Wednesday, November 25, 2009

Some more observations of Queensland police goons

An email from a reader

Perhaps getting older one becomes more sensitive to things, but since I moved to Cotton Tree at Maroochydore 4 years ago, I have found myself thinking more and more with dissatisfaction on the matter of the police force in Qld, from the most basic level, that being, someone in the street who simply observes and takes note.

Each and every instance of observing members of the police has been unsatisfactory-to-highly unsatisfactory, and here I find myself, searching Google and reading a blog such as yours.

Of late, I witnessed a police car pull up an acquaintance of mine as he was walking home from work, and watching the manner of their interaction with him, I was appalled. It was a police car with 4 members inside, patrolling the very quiet waterside neighbourhood of Cotton Tree. They pulled the car right off the curb in front of this chap, blocking his progress along the footpath, wound down a window and demanded with aggressive tones what he was doing. When he replied he was walking home from the Plaza where he worked as a store manager (he was in full uniform, very neat, with a work bag), they queried him further about his address and place of work, then drove off abruptly with no further comment.

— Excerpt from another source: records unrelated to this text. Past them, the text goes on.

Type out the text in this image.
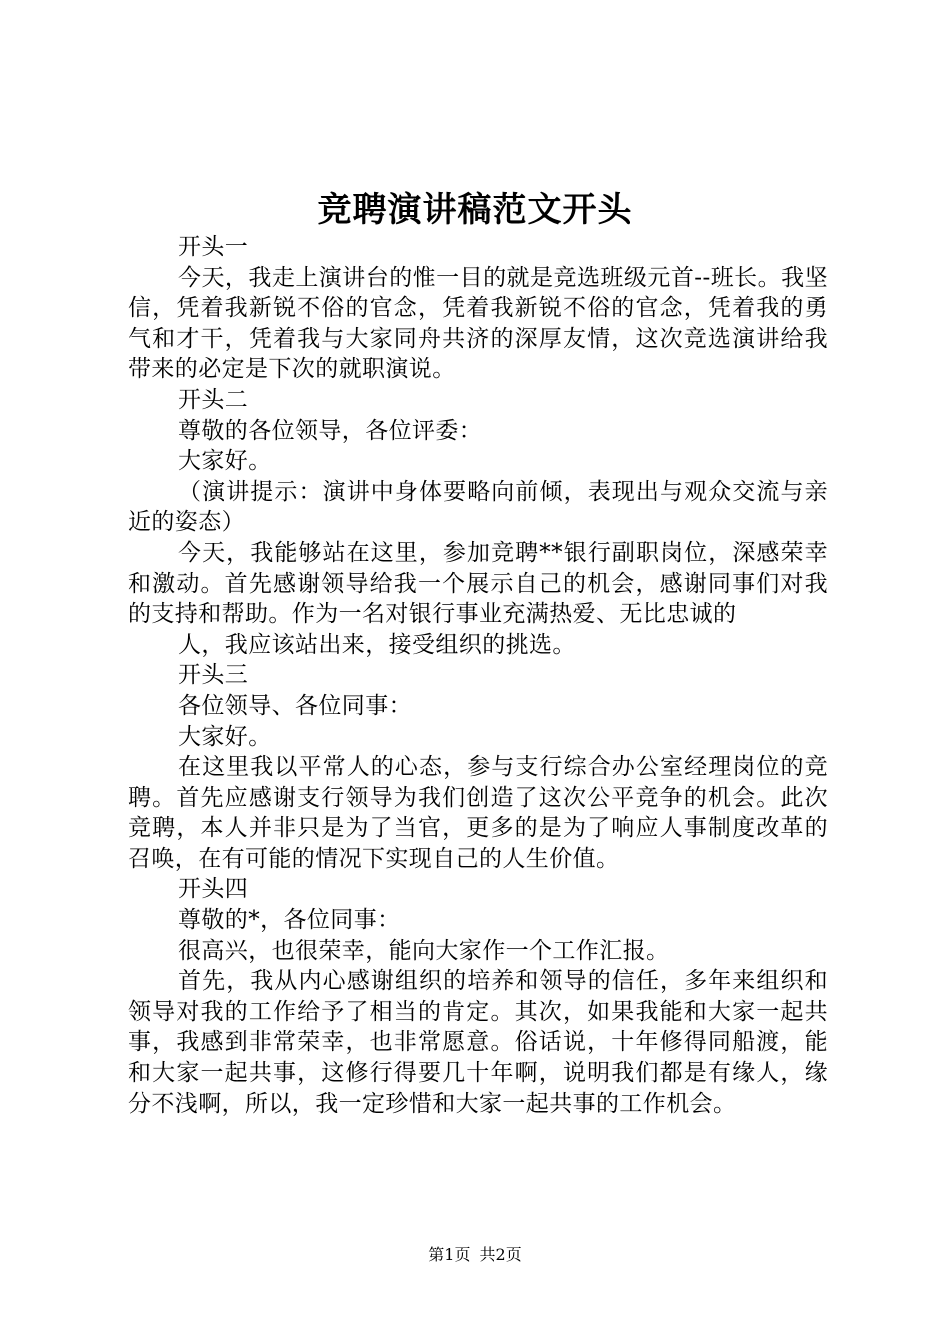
竞聘演讲稿范文开头

开头一

今天，我走上演讲台的惟一目的就是竞选班级元首--班长。我坚信，凭着我新锐不俗的官念，凭着我新锐不俗的官念，凭着我的勇气和才干，凭着我与大家同舟共济的深厚友情，这次竞选演讲给我带来的必定是下次的就职演说。

开头二

尊敬的各位领导，各位评委：

大家好。

（演讲提示：演讲中身体要略向前倾，表现出与观众交流与亲近的姿态）

今天，我能够站在这里，参加竞聘**银行副职岗位，深感荣幸和激动。首先感谢领导给我一个展示自己的机会，感谢同事们对我的支持和帮助。作为一名对银行事业充满热爱、无比忠诚的

人，我应该站出来，接受组织的挑选。

开头三

各位领导、各位同事：

大家好。

在这里我以平常人的心态，参与支行综合办公室经理岗位的竞聘。首先应感谢支行领导为我们创造了这次公平竞争的机会。此次竞聘，本人并非只是为了当官，更多的是为了响应人事制度改革的召唤，在有可能的情况下实现自己的人生价值。

开头四

尊敬的*，各位同事：

很高兴，也很荣幸，能向大家作一个工作汇报。

首先，我从内心感谢组织的培养和领导的信任，多年来组织和领导对我的工作给予了相当的肯定。其次，如果我能和大家一起共事，我感到非常荣幸，也非常愿意。俗话说，十年修得同船渡，能和大家一起共事，这修行得要几十年啊，说明我们都是有缘人，缘分不浅啊，所以，我一定珍惜和大家一起共事的工作机会。

第1页 共2页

The interaction contained no salutation, no final words of thanks or recognition, nothing, just abrupt, aggressive bullying with absolutely no reason. The person was clearly shaken, quite badly, to the point where I offered to walk him home and hear what had happened in further detail.

I was so taken aback, and so affronted by this event in my little street, in my sleepy neighbourhood, involving a person who in no terms looked like a victim or suspect either, that I actually called the local Maroochydore station, and made a formal complaint.

This in itself was an ordeal, in which I had to endure every effort to shunt my complaint aside, to verbally badger me into recanting and hanging up, and eventually to placing obstacles in my path to making a complaint which I felt was my right, as a taxpaying citizen concerned at the conduct of a public employee. I am not so much of a pushover, and can string a sentence together, an attribute I have found that absolutely infuriates the police communications office, luckily as otherwise my complaint would have gone the way of many others, I am betting.

It seemed that at some point I passed a test, the "do we really have to do something about this person" test, after which a police communications person called me back and addressed the issue, albeit in a way that I suspect meant it would go no further. As it turns out, the car was responding to a call reporting a woman yelling in the area, and they were doing a drive by of the street.

Since then I have kept careful note of all further incidents I have witnessed by police in my town, and I must say, the attitude of dogged rudeness and self entitlement absolutely appalls me. I started out thinking along the lines of your latest blog entry, the hardships of the police job, and the social penalties they must work under, and giving them benefit of the doubt for that. But my observations are all in instances where really ordinary, respectable for lack of a better term, people have born the absolute rudeness and bullying of their local police force.

When an officer cannot enjoy an interaction with a pleasant member of the public, one like my acquaintance who would have been pro-police, polite to a fault, helpful and thankful, then there is something wrong, seriously wrong, in the system. The excuse that they deal with the awful spectrum of humanity, and hence their job is so difficult, no longer pulls weight with me.

As a PhD, a MPsych and a very well travelled, intelligent law abiding citizen (yes after dealing with the communications office one finds oneself pulling out all the armour and giving it a polish) I say the Queensland police force is a repulsive organisation, not fitting of the tax payers dollars to fund it, nor the good will it so belligerently demands.